After the Fed raises interest rates, it means that the interest rate of deposits and loans in the United States will increase, which will attract more funds to flow into American banks, reduce market liquidity, and also lead to the depreciation of RMB, which will have a direct impact on the investment market.

Should the Federal Reserve Conference Fund lighten its position?

There is no need to lighten up. Although the Fed's interest rate hike will indeed cause the stock market and funds to fall, it is caused by bad news and the impact time is relatively short. In other words, the Fed's interest rate hike only affects the short-term rhythm of the stock market and funds, and does not affect the long-term rhythm of the stock market. When the bad news of the Fed's interest rate hike was exhausted, stocks and foundations quickly returned to the right track.

If you sell the fund when the Fed raises interest rates and buy it back in a few days, it may indeed reduce the losses caused by the decline in net value, but the handling fee for buying and selling funds is not low, so it is difficult for investors to grasp the selling point. In particular, if the foundation makes a fixed investment, don't stop selling your share immediately because of a little drop or twists and turns.

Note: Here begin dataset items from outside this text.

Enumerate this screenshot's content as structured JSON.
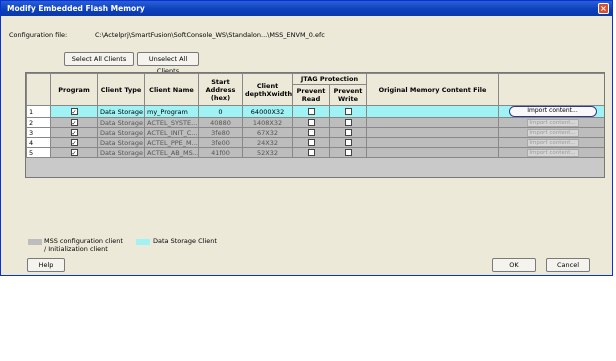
{
  "window": {
    "title": "Modify Embedded Flash Memory",
    "close_glyph": "×"
  },
  "config": {
    "label": "Configuration file:",
    "path": "C:\\Actelprj\\SmartFusion\\SoftConsole_WS\\Standalon...\\MSS_ENVM_0.efc"
  },
  "toolbar": {
    "select_all": "Select All Clients",
    "unselect_all": "Unselect All Clients"
  },
  "table": {
    "headers": {
      "program": "Program",
      "client_type": "Client Type",
      "client_name": "Client Name",
      "start_address": "Start Address (hex)",
      "client_depth": "Client depthXwidth",
      "jtag": "JTAG Protection",
      "prevent_read": "Prevent Read",
      "prevent_write": "Prevent Write",
      "original_file": "Original Memory Content File"
    },
    "rows": [
      {
        "index": "1",
        "program": true,
        "type": "Data Storage",
        "name": "my_Program",
        "address": "0",
        "depth": "64000X32",
        "read": false,
        "write": false,
        "file": "",
        "import": "Import content...",
        "selected": true
      },
      {
        "index": "2",
        "program": true,
        "type": "Data Storage",
        "name": "ACTEL_SYSTE...",
        "address": "40880",
        "depth": "1408X32",
        "read": false,
        "write": false,
        "file": "",
        "import": "Import content...",
        "selected": false
      },
      {
        "index": "3",
        "program": true,
        "type": "Data Storage",
        "name": "ACTEL_INIT_C...",
        "address": "3fe80",
        "depth": "67X32",
        "read": false,
        "write": false,
        "file": "",
        "import": "Import content...",
        "selected": false
      },
      {
        "index": "4",
        "program": true,
        "type": "Data Storage",
        "name": "ACTEL_PPE_M...",
        "address": "3fe00",
        "depth": "24X32",
        "read": false,
        "write": false,
        "file": "",
        "import": "Import content...",
        "selected": false
      },
      {
        "index": "5",
        "program": true,
        "type": "Data Storage",
        "name": "ACTEL_AB_MS...",
        "address": "41f00",
        "depth": "52X32",
        "read": false,
        "write": false,
        "file": "",
        "import": "Import content...",
        "selected": false
      }
    ]
  },
  "legend": {
    "mss": "MSS configuration client / Initialization client",
    "data": "Data Storage Client",
    "mss_color": "#bdbdbd",
    "data_color": "#9ff3f5"
  },
  "footer": {
    "help": "Help",
    "ok": "OK",
    "cancel": "Cancel"
  }
}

In fact, the Fed's interest rate hike is far from as horrible as everyone thinks. After all, the domestic economic rhythm is different from that of the United States. A shares have their own endogenous operating basis, so the daily trading of funds mainly depends on how the fund itself is, what the investment target is, and finally the overall environment. This environment usually refers to our A shares, not US stocks.

The impact of the Fed's interest rate hike is getting smaller and shorter, so don't worry too much. However, many people have suggested that after the Fed raises interest rates, it will take advantage of the recovery of the market outlook to lighten its positions again.